Lucy came to live with us in 2003. I’ve got dozens if not hundreds of pictures of this dog, any number of which probably don’t have a blurry strap falling across the lens. But this is one of my favorites, because everything you’d ever need to know about this dog, you can see in her eyes here.

A dog is a man’s best friend. In our house, Lucy is friend to:

  • a man
  • a woman
  • several sons and daughters
  • a granddaughter
  • a couple cats (though the cats will never admit it)
  • anyone delivering pizza, Chinese, or Jimmy John’s (freaky fast!)
  • neighbors
  • complete strangers
  • various rabbits, squirrels, chipmunks, and birds (though these tend to be very one-sided friendships)

Dogs are loyal, forgiving, protective, courageous, authentic, hard working, intelligent, playful, aware, and joyful companions.
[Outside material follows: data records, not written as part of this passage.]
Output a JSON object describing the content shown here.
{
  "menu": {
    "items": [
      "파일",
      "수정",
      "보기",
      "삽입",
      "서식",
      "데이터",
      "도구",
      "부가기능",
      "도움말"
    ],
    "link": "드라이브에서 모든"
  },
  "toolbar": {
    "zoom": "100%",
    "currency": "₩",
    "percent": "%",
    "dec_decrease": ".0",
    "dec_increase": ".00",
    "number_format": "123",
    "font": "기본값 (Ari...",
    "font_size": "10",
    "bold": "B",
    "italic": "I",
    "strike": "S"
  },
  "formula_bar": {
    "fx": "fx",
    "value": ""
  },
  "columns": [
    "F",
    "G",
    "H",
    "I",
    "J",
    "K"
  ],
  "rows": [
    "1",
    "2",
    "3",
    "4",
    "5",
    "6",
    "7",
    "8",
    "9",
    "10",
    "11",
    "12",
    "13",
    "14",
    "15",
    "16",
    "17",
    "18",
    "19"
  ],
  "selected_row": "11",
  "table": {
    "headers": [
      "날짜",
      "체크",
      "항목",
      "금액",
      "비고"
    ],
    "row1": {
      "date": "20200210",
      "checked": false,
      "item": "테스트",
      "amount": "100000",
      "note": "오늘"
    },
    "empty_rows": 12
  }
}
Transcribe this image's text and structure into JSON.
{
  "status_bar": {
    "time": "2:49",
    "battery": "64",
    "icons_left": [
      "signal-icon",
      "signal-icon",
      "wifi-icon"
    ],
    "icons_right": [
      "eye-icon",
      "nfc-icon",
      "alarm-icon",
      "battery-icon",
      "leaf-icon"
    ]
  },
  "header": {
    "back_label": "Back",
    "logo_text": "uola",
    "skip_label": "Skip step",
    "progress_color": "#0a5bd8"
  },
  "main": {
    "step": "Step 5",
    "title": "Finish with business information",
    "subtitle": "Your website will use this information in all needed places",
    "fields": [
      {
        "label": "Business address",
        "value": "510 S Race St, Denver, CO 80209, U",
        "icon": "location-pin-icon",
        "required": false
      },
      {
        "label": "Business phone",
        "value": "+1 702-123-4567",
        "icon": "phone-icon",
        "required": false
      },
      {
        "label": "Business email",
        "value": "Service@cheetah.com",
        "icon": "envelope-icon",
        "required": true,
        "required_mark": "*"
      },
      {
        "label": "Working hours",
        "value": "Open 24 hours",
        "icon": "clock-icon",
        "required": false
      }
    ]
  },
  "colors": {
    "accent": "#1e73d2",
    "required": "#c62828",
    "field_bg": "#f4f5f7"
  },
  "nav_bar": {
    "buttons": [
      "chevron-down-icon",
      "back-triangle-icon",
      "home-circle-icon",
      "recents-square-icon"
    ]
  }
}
Always.

All of which makes them better people than most people. To be fair, I know several folks who have perhaps most of these traits…at some time or another. Dogs—and particularly our Lucy dog—have these traits all day, every day.

Last month an ubertoolcomic.com from 2014 starting making the rounds again pretty heavily on Reddit, Twitter, and Facebook. It’s one of the sweetest things I’ve seen…it’s also one of the saddest, and hardest to think about. Go ahead and click. I’ll wait here. You won’t thank me later.

 

I can’t even really read it now without thinking about our Lucy.

Lucy is a boxer/shepherd mix. Both breeds have a lifespan ranging between 9-13 years. When Lucy came to live with us, she was about 5 months old. With that math, that means Lucy is about to celebrate her 14th birthday.

When we get home from work, Lucy just about turns herself inside out with joy to see us. Open the patio door, she practically levitates off the deck into the grass to tear circles around the yard. Hold a treat six feet off the ground, she leaps up like a breaching great white to grab it from your hand. And oh boy…pull out the laser pointer…you just better steer clear.

But sometimes….she’s a little slower to get up. Harder to convince it’s time to come downstairs in the morning for the trip outside and for breakfast. A little more cautious and lingering on the leaps for treats.

We’ve been thinking about that math more and more.

She has big, beautiful eyes of a puppy—and the spreading gray beard of a dog that’s been around quite a while.

She loves to toss her treats around the room and play keep away—and we boil chicken and rice for her meals every day because she can’t handle much of anything else.

One day…we’re going to wake up one morning, and Lucy won’t wake up with us. I hope I hope I hope that is how it happens. Peacefully, while she sleeps beside us. I’m going to hope, so maybe in the great cosmic karma of what’s fair and just and kind, that’s the way it will be.